RELATED: Colorado hits 75% mark for adult COVID vaccinations

"Those volumes aren't going to come down anytime soon," he said. "They're just going to get more difficult to take care of. So vaccination as a general topic, let's teach, let's let the reality be what it is. It is a difficult issue to address in the press, in the media. But we would prefer to take care of every patient that comes in front of us, not about vaccination status, but teach and educate based on what is true. So the challenge is real."

"We've seen this before," Cowden said. "We'll go through it again. But we cannot do this alone, either at this hospital, at our sister hospitals, or in this region. We have to be a team here to try and reinvent how we creatively distribute resources. So we are meeting that challenge today. But we are certainly stressed at every level of our shiftwork in our capacity right now."

Credit: Luis de Leon
Banner Health's North Colorado Medical Center in Greeley.

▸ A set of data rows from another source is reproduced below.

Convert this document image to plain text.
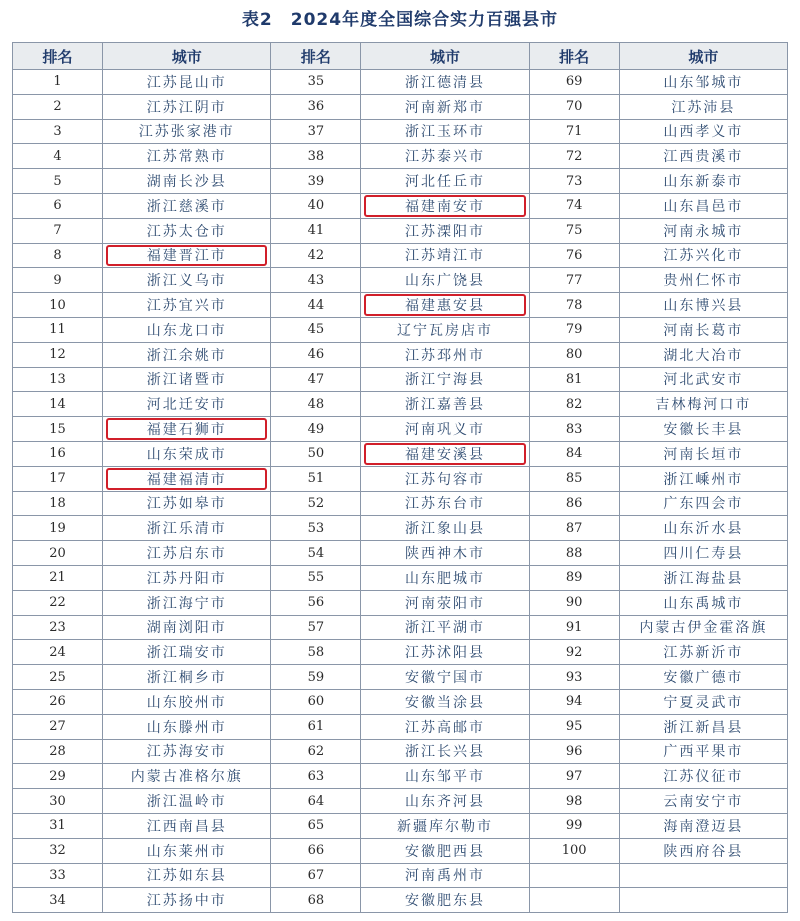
表2　2024年度全国综合实力百强县市
排名	城市	排名	城市	排名	城市
1	江苏昆山市	35	浙江德清县	69	山东邹城市
2	江苏江阴市	36	河南新郑市	70	江苏沛县
3	江苏张家港市	37	浙江玉环市	71	山西孝义市
4	江苏常熟市	38	江苏泰兴市	72	江西贵溪市
5	湖南长沙县	39	河北任丘市	73	山东新泰市
6	浙江慈溪市	40	福建南安市	74	山东昌邑市
7	江苏太仓市	41	江苏溧阳市	75	河南永城市
8	福建晋江市	42	江苏靖江市	76	江苏兴化市
9	浙江义乌市	43	山东广饶县	77	贵州仁怀市
10	江苏宜兴市	44	福建惠安县	78	山东博兴县
11	山东龙口市	45	辽宁瓦房店市	79	河南长葛市
12	浙江余姚市	46	江苏邳州市	80	湖北大冶市
13	浙江诸暨市	47	浙江宁海县	81	河北武安市
14	河北迁安市	48	浙江嘉善县	82	吉林梅河口市
15	福建石狮市	49	河南巩义市	83	安徽长丰县
16	山东荣成市	50	福建安溪县	84	河南长垣市
17	福建福清市	51	江苏句容市	85	浙江嵊州市
18	江苏如皋市	52	江苏东台市	86	广东四会市
19	浙江乐清市	53	浙江象山县	87	山东沂水县
20	江苏启东市	54	陕西神木市	88	四川仁寿县
21	江苏丹阳市	55	山东肥城市	89	浙江海盐县
22	浙江海宁市	56	河南荥阳市	90	山东禹城市
23	湖南浏阳市	57	浙江平湖市	91	内蒙古伊金霍洛旗
24	浙江瑞安市	58	江苏沭阳县	92	江苏新沂市
25	浙江桐乡市	59	安徽宁国市	93	安徽广德市
26	山东胶州市	60	安徽当涂县	94	宁夏灵武市
27	山东滕州市	61	江苏高邮市	95	浙江新昌县
28	江苏海安市	62	浙江长兴县	96	广西平果市
29	内蒙古准格尔旗	63	山东邹平市	97	江苏仪征市
30	浙江温岭市	64	山东齐河县	98	云南安宁市
31	江西南昌县	65	新疆库尔勒市	99	海南澄迈县
32	山东莱州市	66	安徽肥西县	100	陕西府谷县
33	江苏如东县	67	河南禹州市		
34	江苏扬中市	68	安徽肥东县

According to Gonzales with the Larimer County health department, around 40% of the county's total population remains unvaccinated, which he said in part is causing the surge in ICU bed occupancy. 

RELATED: Hospitalization rate for unvaccinated COVID-19 patients is 7-times higher than vaccinated patients, state says

But hospital care extends further than just taking care of patients with COVID-19, he said, and that adds to the stress on the system.

"So the concern is everyday medical emergencies, a car accident, a heart attack, a cancer situation that's putting stress on the system. And we're concerned about the basic customary care with our hospitals, knowing that our healthcare workers are working around the clock very, very hard," he said. 

Overall, he hopes that more people get vaccinated, especially in light of the FDA giving full authorization of the Pfizer vaccine. 

"They're safe, effective vaccines, just making sure everybody understands that and understands that this Delta variant is very contagious," Gonzales said. "And you can be spreading that virus two days before even showing symptoms. That's the problem out in the community."